By Erick Johnson, Chicago Crusader
It will be next to the Green Line and when the Obama Presidential Library opens, a trip on the route 53 bus will take one straight there.
The dream of quality, urban living for low-income apartment seekers in Woodlawn drew closer to reality on Wednesday, April 18. Community leaders held a groundbreaking ceremony for the $29.4 million Woodlawn Station across from the historic Daley’s restaurant on 63rd street near Cottage Grove. When completed, the ultra-modern building will be the first transit oriented development that will sit next to the Green Line station.
The mixed-use, mixed income development will include three buildings that will have a total of 70 units, of which 35 will be rented to former residents of Grove Park, a large Woodlawn development that was demolished in 2013. About 15 units will be rented to moderate to middle-income residents, said Aaron Gornstein, President and CEO of Preservation of Affordable Housing (POAH), the developer of Woodlawn Station.
The development will have 1, 2 and 3 bedroom units. In addition, Woodlawn Station will also have a play garden for children, an events room and a rooftop amenities deck.
The development will have 15,000 square feet of ground floor retail and commercial space. Prominent businesswoman Margo Strotter has signed on as the first commercial tenant. She will open her third Ain’t She Sweet Café after opening similar eateries in Bronzeville and Beverly. She catered the lunch at Wednesday’s groundbreaking ceremony.
The $29.3 million Woodlawn Station project included funding of $7.6 million from HUD’s Choice Neighborhood Initiative Grant Funds. The City of Chicago granted POAH a $5 million multi-family loan. The remaining sources came from private loans from BMO Harris Bank and JP Morgan. POAH executives estimate the project will be a $400 million investment in Woodlawn.
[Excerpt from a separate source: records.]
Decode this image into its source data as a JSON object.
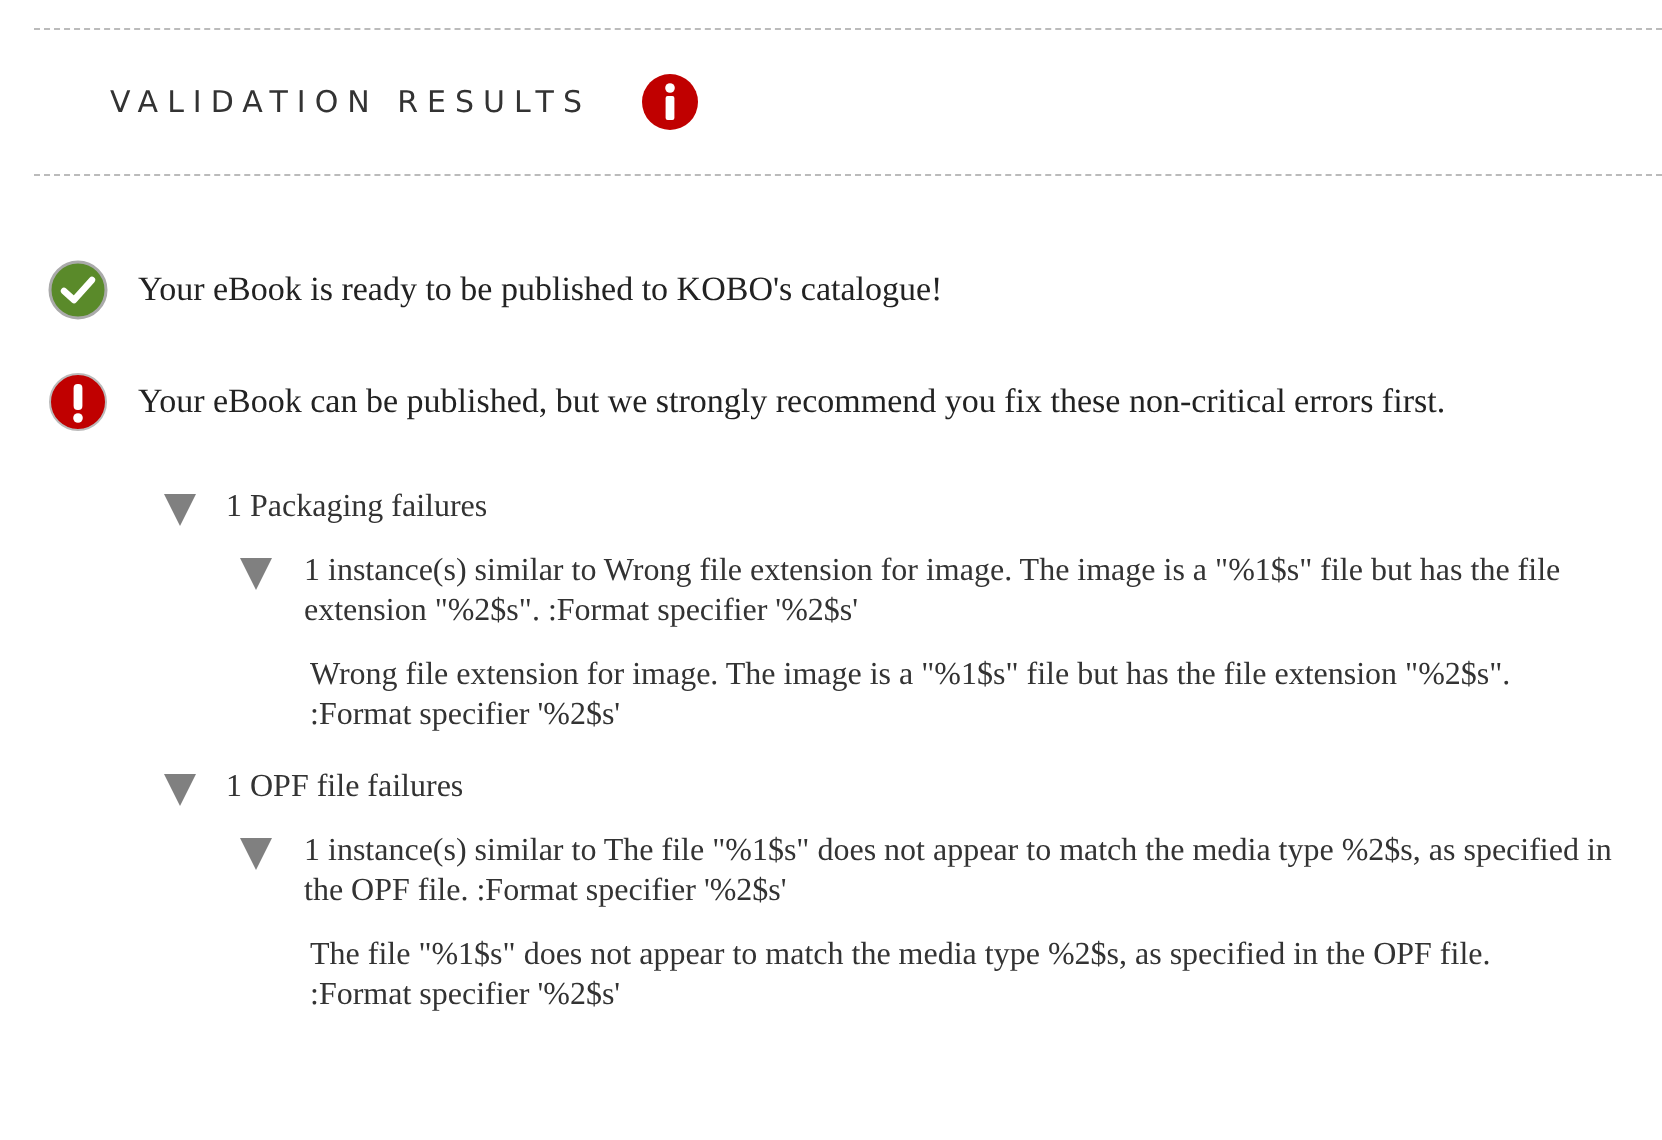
{
  "header": {
    "title": "VALIDATION RESULTS"
  },
  "messages": [
    {
      "kind": "success",
      "text": "Your eBook is ready to be published to KOBO's catalogue!"
    },
    {
      "kind": "warning",
      "text": "Your eBook can be published, but we strongly recommend you fix these non-critical errors first."
    }
  ],
  "failure_groups": [
    {
      "label": "1 Packaging failures",
      "expanded": true,
      "children": [
        {
          "label": "1 instance(s) similar to Wrong file extension for image. The image is a \"%1$s\" file but has the file extension \"%2$s\". :Format specifier '%2$s'",
          "expanded": true,
          "detail": "Wrong file extension for image. The image is a \"%1$s\" file but has the file extension \"%2$s\". :Format specifier '%2$s'"
        }
      ]
    },
    {
      "label": "1 OPF file failures",
      "expanded": true,
      "children": [
        {
          "label": "1 instance(s) similar to The file \"%1$s\" does not appear to match the media type %2$s, as specified in the OPF file. :Format specifier '%2$s'",
          "expanded": true,
          "detail": "The file \"%1$s\" does not appear to match the media type %2$s, as specified in the OPF file. :Format specifier '%2$s'"
        }
      ]
    }
  ]
}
They expect to complete the Woodlawn Station in mid-2018.
POAH is a nonprofit organization that has built 500 units in mixed-income buildings in Woodlawn. At Wednesday’s press conference, Gornstein said POAH aims to reach a goal of building 1,100 units in the area. Gornstein said Woodlawn Station will be POAH’s fifth affordable housing development in the neighborhood. For now, leaders are basking in pride as POAH moves closer to its goal.
“This is an important milestone in Woodlawn,” Gornstein said. “We couldn’t be more excited to continue helping build a stronger, healthier Woodlawn.”
Andrea Zopp, the first deputy mayor of Chicago spoke on behalf of Mayor Rahm Emanuel, who was scheduled to speak but did not attend the groundbreaking ceremony.
“This Woodlawn Station is about what we can do when we come together,” she said.
Senator Dick Durbin, a staunch advocate for affordable housing, also attended the groundbreaking, which included civic and community leaders shoveling the ceremonial dirt.
“Programs designed to help revitalize struggling communities are smart investments that yield great benefits for neighbor, neighborhood and nation alike. They should receive more federal investment, not less.”
Alderman Willie Cochran (20th Ward) said the groundbreaking of the Woodlawn station was another achievement in his ward.
“This is a proud day for me as I reflect on 40 years of community engagement,” he said.
The development is also a major boost for affordable housing in Woodlawn and on the South Side, where a critical shortage of quality apartments for low-income renters continues to be a concern for housing advocates. Although affordable housing is the new alternative to public housing, city and housing leaders have been criticized for not doing enough to address the critical shortage of affordable housing on the South Side.
But with many of its units rented below market rate, the Woodlawn Station will help address not just one, but two critical needs on the South Side, housing and access to public transportation.